Представила, как он придет домой. Станет играть с котенком или щенком. Вернется в нормальную жизнь.
— Муж никогда не говорит мне об Адаме, — сказала я. — И держит все его фотографии в металлической коробке. «В моих же интересах».
Доктор Нэш молчал.
— Почему он так поступает?
Доктор посмотрел в окно. Я тоже посмотрела и увидела слово «сука», написанное на стене напротив.
— Позвольте встречный вопрос. А что вы сами думаете?
Я задумалась. Пыталась вообразить самые разные причины поведения Бена. Чтобы контролировать меня? Иметь надо мной власть? Ему нравится лишать меня того, что дало бы мне ощущение цельности? Но это были сомнительные версии. И я осталась один на один с простейшим объяснением.
— Думаю, ему так легче. Если я не помню — он и не говорит.
— Почему же ему легче?
— Потому что иначе я впадаю в отчаяние! Представляю, какой это был бы кошмар — каждый день рассказывать не только, что у меня был ребенок, но что я его потеряла. Да еще в такой дикой ситуации.
— Есть ли другие причины, по-вашему?
Я помолчала, и наконец до меня дошло:
— Для него это тоже тяжело. Он ведь отец Адама, и конечно… — я подумала про себя: ведь ему приходится справляться не только с моим, но и с собственным горем.
— Кристин, вам очень тяжело, — произнес доктор. — Но вы должны понять, что Бену тоже непросто. Во многих отношениях даже сложнее. Похоже, он вас очень любит…
— … а я даже не помню о его существовании.
— Вот именно.
Я вздохнула.
— Наверное, я когда-то любила его. Ведь я вышла за него замуж.
Доктор молчал. Я вспомнила, как проснулась сегодня утром рядом с незнакомцем, вспомнила фотографии, на которых мы с Беном вместе, вспомнила сон — или воспоминание? — от которого проснулась посреди ночи. Я подумала об Адаме, об Альфи, о том, что я сделала — или хотела сделать. Мне стало страшно, словно я осознала, что у меня нет выхода, мой мозг хаотично прыгает от предмета к предмету в поисках свободы и избавления.
«Мне надо держаться Бена, — подумала я. — Он сильный, надежный».

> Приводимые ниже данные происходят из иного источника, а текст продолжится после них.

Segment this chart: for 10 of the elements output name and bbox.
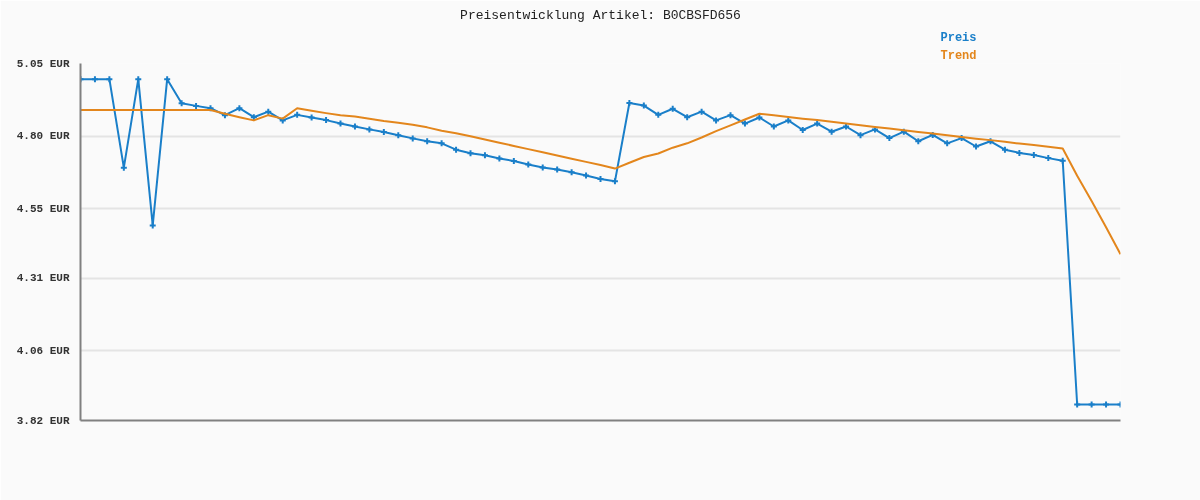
line-series bbox=[80, 107, 1121, 256]
y-tick-label: 4.06 EUR bbox=[16, 344, 70, 357]
chart-title: Preisentwicklung Artikel: B0CBSFD656 bbox=[460, 7, 741, 23]
y-tick-label: 5.05 EUR bbox=[16, 57, 70, 70]
text: Trend bbox=[940, 48, 977, 63]
y-tick-label: 4.55 EUR bbox=[16, 202, 70, 215]
y-tick-label: 3.82 EUR bbox=[16, 414, 70, 427]
text: Preis bbox=[940, 30, 977, 45]
y-tick-label: 4.31 EUR bbox=[16, 272, 70, 285]
y-tick-label: 4.80 EUR bbox=[16, 130, 70, 143]
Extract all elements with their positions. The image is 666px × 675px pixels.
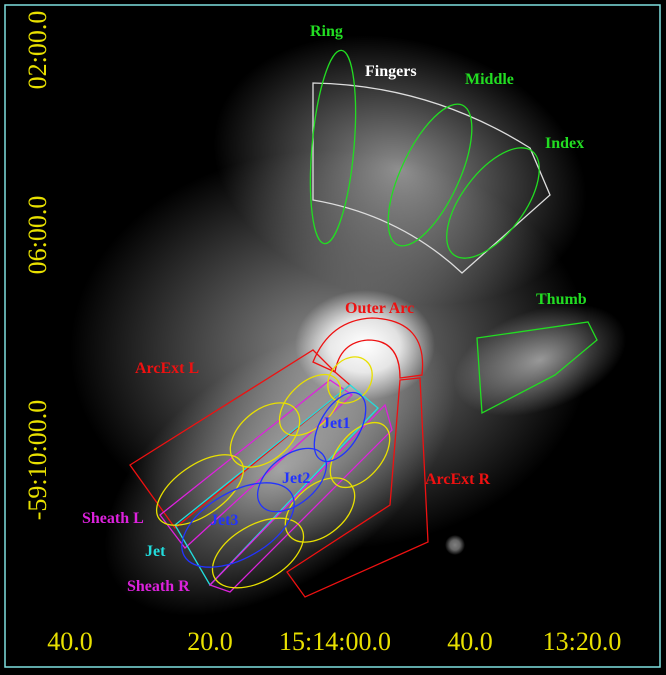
region-label: Jet3	[210, 512, 238, 529]
sheath-l-region	[159, 379, 354, 549]
y-tick-label: 06:00.0	[23, 196, 52, 275]
arcext-r-region	[286, 377, 429, 598]
x-tick-label: 20.0	[187, 627, 233, 656]
region-label: Middle	[465, 71, 514, 88]
region-label: Sheath L	[82, 510, 144, 527]
region-label: ArcExt L	[135, 360, 199, 377]
yellow-regions	[155, 356, 391, 589]
y-tick-label: -59:10:00.0	[23, 400, 52, 521]
region-label: Ring	[310, 23, 343, 40]
x-tick-label: 40.0	[447, 627, 493, 656]
index-region	[446, 147, 540, 259]
ring-region	[309, 49, 357, 245]
region-label: Index	[545, 135, 584, 152]
jet3-region	[181, 482, 295, 568]
jet1-region	[313, 391, 367, 463]
region-label: Jet1	[322, 415, 350, 432]
x-tick-label: 40.0	[47, 627, 93, 656]
middle-region	[387, 103, 473, 247]
jet-region	[174, 384, 379, 587]
region-label: Sheath R	[127, 578, 190, 595]
region-label: Fingers	[365, 63, 417, 80]
outer-arc-region	[312, 317, 424, 379]
x-tick-label: 13:20.0	[543, 627, 622, 656]
thumb-region	[476, 321, 598, 415]
region-label: Jet2	[282, 470, 310, 487]
fingers-region	[312, 82, 551, 274]
region-label: Jet	[145, 543, 166, 560]
x-tick-label: 15:14:00.0	[279, 627, 391, 656]
arcext-l-region	[129, 349, 352, 529]
region-label: Outer Arc	[345, 300, 414, 317]
jet2-region	[257, 447, 327, 513]
region-label: ArcExt R	[425, 471, 490, 488]
frame	[4, 4, 661, 668]
regions	[129, 49, 598, 598]
y-tick-label: 02:00.0	[23, 11, 52, 90]
region-label: Thumb	[536, 291, 587, 308]
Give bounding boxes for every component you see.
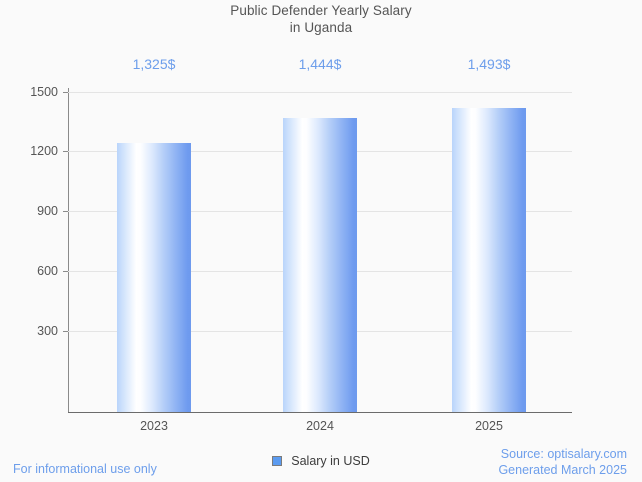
x-axis-label-2024: 2024 — [306, 419, 334, 433]
bar-2024[interactable] — [283, 118, 357, 412]
disclaimer-text: For informational use only — [13, 462, 157, 476]
y-axis-tick-1200 — [63, 151, 68, 152]
chart-title-line-2: in Uganda — [289, 19, 353, 35]
source-block: Source: optisalary.com Generated March 2… — [498, 446, 627, 478]
gridline-1500 — [68, 92, 572, 93]
bar-2025[interactable] — [452, 108, 526, 412]
x-axis-line — [68, 412, 572, 413]
y-axis-label-300: 300 — [37, 324, 58, 338]
generated-text: Generated March 2025 — [498, 463, 627, 477]
y-axis-label-600: 600 — [37, 264, 58, 278]
legend-label: Salary in USD — [291, 454, 370, 468]
y-axis-tick-1500 — [63, 92, 68, 93]
chart-title-line-1: Public Defender Yearly Salary — [230, 3, 412, 18]
y-axis-tick-900 — [63, 211, 68, 212]
value-label-2023: 1,325$ — [132, 56, 176, 72]
bar-2023[interactable] — [117, 142, 191, 412]
x-axis-label-2023: 2023 — [140, 419, 168, 433]
y-axis-tick-600 — [63, 271, 68, 272]
y-axis-line — [68, 88, 69, 413]
source-text: Source: optisalary.com — [500, 447, 627, 461]
y-axis-label-1200: 1200 — [30, 144, 58, 158]
y-axis-label-1500: 1500 — [30, 85, 58, 99]
x-axis-label-2025: 2025 — [475, 419, 503, 433]
chart-title: Public Defender Yearly Salary in Uganda — [0, 3, 642, 36]
value-label-2025: 1,493$ — [467, 56, 511, 72]
legend-swatch-icon — [272, 456, 283, 466]
plot-area — [68, 88, 572, 412]
y-axis-label-900: 900 — [37, 204, 58, 218]
legend-item-salary-in-usd[interactable]: Salary in USD — [266, 452, 376, 470]
chart-legend: Salary in USD — [0, 452, 642, 470]
y-axis-tick-300 — [63, 331, 68, 332]
value-label-2024: 1,444$ — [298, 56, 342, 72]
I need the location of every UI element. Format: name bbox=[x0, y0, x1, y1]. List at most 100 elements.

— В голове полный хаос, — сказала я. — Я просто раздавлена.
Он наконец повернулся ко мне.
— Я бы очень хотел как-то облегчить ваше состояние, Кристин.
По его виду казалось, что он говорит искренне, что он действительно готов на все ради меня. В его взгляде сквозила нежность, как и в его жесте, когда он накрыл мою руку своей, и здесь, в полумраке подземной парковки, я вдруг подумала: что будет, если я положу на его руку свою или придвинусь ближе, продолжая смотреть ему в глаза, чуть приоткрыв рот, прикоснусь к нему? Он потянется ко мне? Попытается поцеловать? И если да — как я отреагирую?

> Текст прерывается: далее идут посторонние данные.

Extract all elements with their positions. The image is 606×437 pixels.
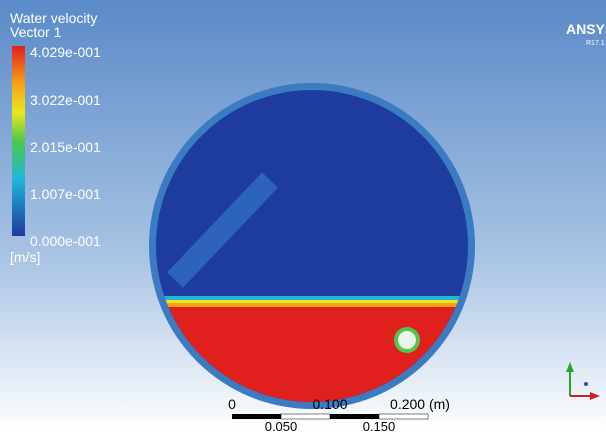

Или он сочтет меня идиоткой? В самом деле: этим утром, проснувшись, я полагала, что мне лет двадцать. Но это не так. На самом деле мне скоро пятьдесят! Да я почти гожусь ему в матери! Так что я просто взглянула на него. Он был абсолютно спокоен и прямо смотрел на меня. Он казался сильным. Он способен помочь мне. Вытащить меня.
Я уже хотела прервать молчание, хотя не знала, что сказать, но тут раздался приглушенный звонок телефона. Доктор Нэш не двинулся, только убрал свою руку, и я поняла, что звонит один из моих мобильников.
Я достала из сумки телефон. Это был не тот, что раскладывался, а тот, что дал мне мой муж. На экранчике появилось имя: Бен.
Увидев его имя, я вдруг осознала, как я несправедлива к нему. Он ведь тоже очень страдает. Ему приходится жить с этим каждый день, но он не может даже поговорить со мной, не может получить поддержку от своей собственной жены.